Surinder Koli has been convicted in cases in the infamous Nihari killings and branded a man-eating serial murderer. Koli was also beaten up ad made to sing confessional statements which were used to bolster up a weak case of circumstantial evidence against him. 

Koli had been awaiting trials in other cases, when he was almost sent to be executed but was luckily pulled back at the last minute through a midnight intervention of the Supreme Court in 2014.

Perarivalan, an accused in the Rajiv Gandhi assassination case claimed that he was tortured for two days before the investigators ‘discovered’ a receipt in his shirt pocket. The receipt was for a battery that was supposedly used to detonate the bomb which killed the former prime minister. 

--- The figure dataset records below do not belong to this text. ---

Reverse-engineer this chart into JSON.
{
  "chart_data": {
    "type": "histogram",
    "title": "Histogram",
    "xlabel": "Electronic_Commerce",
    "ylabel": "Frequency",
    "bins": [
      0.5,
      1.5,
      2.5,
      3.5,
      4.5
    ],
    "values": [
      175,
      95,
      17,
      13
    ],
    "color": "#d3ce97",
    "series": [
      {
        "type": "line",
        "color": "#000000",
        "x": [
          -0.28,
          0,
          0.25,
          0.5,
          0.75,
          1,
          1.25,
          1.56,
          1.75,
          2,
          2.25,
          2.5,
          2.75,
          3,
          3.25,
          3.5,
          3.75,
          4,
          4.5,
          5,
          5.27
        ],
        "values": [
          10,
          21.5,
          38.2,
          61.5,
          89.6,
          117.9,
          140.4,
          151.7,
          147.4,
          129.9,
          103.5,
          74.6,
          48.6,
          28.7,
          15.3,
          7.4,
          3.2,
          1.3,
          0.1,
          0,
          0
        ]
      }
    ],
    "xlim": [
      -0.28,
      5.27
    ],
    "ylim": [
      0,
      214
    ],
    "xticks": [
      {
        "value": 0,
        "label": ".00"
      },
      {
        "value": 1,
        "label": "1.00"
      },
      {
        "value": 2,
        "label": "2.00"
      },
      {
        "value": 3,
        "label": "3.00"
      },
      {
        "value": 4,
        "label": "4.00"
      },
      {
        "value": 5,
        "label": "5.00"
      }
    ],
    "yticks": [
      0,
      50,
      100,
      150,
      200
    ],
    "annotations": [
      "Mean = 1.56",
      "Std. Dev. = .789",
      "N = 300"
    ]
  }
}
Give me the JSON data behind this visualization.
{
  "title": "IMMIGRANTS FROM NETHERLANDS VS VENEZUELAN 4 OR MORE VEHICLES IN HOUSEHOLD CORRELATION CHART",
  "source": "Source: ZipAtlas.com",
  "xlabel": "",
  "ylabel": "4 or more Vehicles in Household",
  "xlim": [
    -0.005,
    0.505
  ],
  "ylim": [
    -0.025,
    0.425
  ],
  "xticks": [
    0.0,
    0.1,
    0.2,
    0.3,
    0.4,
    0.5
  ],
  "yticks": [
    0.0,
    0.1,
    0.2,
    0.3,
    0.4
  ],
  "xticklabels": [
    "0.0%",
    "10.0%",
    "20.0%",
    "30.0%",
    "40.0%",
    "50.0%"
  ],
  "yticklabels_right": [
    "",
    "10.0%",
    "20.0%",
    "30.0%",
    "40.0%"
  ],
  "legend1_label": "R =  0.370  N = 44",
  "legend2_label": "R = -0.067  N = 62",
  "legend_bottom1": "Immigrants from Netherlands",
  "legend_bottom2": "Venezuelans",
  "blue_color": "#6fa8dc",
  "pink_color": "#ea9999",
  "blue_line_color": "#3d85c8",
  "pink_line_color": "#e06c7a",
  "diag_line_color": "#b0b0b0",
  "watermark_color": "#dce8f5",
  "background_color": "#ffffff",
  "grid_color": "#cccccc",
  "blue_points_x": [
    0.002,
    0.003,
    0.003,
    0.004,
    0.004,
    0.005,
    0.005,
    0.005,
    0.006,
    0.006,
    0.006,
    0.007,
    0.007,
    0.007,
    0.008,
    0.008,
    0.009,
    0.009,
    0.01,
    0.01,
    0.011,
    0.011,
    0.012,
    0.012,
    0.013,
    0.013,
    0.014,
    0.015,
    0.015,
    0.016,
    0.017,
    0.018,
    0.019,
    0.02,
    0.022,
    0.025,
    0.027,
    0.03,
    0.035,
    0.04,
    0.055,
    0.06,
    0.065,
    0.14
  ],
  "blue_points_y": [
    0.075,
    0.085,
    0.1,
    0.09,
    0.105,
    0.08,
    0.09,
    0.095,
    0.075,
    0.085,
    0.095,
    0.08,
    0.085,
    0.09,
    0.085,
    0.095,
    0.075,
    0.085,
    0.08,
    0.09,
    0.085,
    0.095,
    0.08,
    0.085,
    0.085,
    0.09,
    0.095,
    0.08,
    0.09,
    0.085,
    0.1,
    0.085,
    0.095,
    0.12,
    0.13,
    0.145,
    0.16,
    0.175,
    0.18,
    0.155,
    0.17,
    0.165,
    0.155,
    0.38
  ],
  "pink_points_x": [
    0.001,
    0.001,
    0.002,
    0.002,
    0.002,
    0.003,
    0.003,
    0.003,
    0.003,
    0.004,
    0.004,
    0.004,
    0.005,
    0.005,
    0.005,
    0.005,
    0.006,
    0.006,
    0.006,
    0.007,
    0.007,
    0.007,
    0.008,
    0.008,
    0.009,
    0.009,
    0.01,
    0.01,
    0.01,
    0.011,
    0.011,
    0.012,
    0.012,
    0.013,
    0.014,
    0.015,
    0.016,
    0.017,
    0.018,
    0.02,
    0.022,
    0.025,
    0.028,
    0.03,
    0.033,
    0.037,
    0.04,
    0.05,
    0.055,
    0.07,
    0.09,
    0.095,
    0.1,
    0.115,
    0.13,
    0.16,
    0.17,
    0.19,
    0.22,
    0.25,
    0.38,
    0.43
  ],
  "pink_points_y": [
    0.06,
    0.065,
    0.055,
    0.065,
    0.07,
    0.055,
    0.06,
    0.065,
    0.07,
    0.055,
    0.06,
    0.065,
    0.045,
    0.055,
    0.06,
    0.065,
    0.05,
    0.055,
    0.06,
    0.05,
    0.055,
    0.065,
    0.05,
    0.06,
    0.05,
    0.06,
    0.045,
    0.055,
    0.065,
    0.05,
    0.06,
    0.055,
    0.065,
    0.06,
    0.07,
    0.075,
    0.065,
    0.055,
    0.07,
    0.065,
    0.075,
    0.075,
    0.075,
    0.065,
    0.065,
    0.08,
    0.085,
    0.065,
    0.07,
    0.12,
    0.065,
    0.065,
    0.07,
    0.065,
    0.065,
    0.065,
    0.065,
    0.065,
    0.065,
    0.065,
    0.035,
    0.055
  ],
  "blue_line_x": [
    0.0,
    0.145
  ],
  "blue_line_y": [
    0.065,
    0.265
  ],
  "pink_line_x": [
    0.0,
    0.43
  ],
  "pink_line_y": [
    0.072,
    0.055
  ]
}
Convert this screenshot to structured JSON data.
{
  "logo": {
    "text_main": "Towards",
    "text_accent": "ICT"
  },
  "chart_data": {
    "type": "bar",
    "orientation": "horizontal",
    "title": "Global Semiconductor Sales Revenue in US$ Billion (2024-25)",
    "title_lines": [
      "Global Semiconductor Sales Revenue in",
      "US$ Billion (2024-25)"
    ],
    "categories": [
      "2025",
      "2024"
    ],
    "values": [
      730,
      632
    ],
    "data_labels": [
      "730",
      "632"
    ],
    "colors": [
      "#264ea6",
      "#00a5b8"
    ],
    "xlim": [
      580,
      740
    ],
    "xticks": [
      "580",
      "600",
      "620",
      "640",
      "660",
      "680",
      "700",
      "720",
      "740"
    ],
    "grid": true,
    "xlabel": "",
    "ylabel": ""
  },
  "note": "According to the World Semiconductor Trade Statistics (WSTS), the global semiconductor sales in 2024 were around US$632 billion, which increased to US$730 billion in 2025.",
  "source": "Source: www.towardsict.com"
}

That receipt, and Perarivalan’s confession (extracted allegedly through a brutal beating) convicted him. The ridiculousness of a man first obtaining and then carrying a receipt for a battery in the early 1990s never struck anybody. Nor was the torture angle probed, because Indian penal law shows leniency to policemen as “action taken in good faith.”

The amended Prevention of Torture Bill drafted by the Rajya Sabha in 2010 took care of many such lacunae.

The higher judiciary itself has been highly critical of torture.

Justice AN Mulla of the Allahabad High Court had famously said: ”There is not a single lawless group in the whole of the country whose record of crime comes anywhere near the record of that single organised unit which is known as the Indian Police Force.”

In 2014, it was reported that torture was not confined to terror cases alone. Mumbai Polcie arrested four youth for stealing a gold chain and allegedly tortured in custody. One of the accused later wrote in his affidavit:

“…Then One Ganya officer holding the stick tried to insert the said stick into my anus but as the stick was thick it didn’t penetrate into my anus and so Mane and Kamble said that we have to spray petrol into his anus using a spray pump. 

Due to the pain and fear I felt like urinating very badly and I told them that I want to go to the toilet. But Mane told me to pass urine in my own mouth (since I was hanging upside down). Unable to further control myself, I urinated, and the urine fell on my face and mouth. After that Kamble, Mane and Ganya asked Richie whether they will have sex with my mother. They also asked Arbaaz and Sufiyan will they have sex with my mother to which the boys replied yes under duress.”

The lawyer of the accused, Yug Mohit Chaudhry, had pointed out that there was no law to deal with the custodial sexual abuse of adult males. 

Armed with such horror stories, the Bombay High Court issued guidelines to clamp down on torture including installation of CCTV cameras in all police stations. It also noted empirical evidence that showed how the number of torture complaints had gone down since the installation of the surveillance system.

There is a view that the Constitution of India has sufficient safeguards against torture beginning with Article 21 which guarantees citizens the Right to Life and Personal Liberty. Coupled with legislative amendments, it could’ve gone far. Had there been a new law, it might go further.

The Supreme Court guidelines in the DK Basu case are also prominently displayed in every police station. But the biggest challenge in India is of enforcement. The courts themselves complain of poor enforcement including the Supreme Court which has also rued this fact.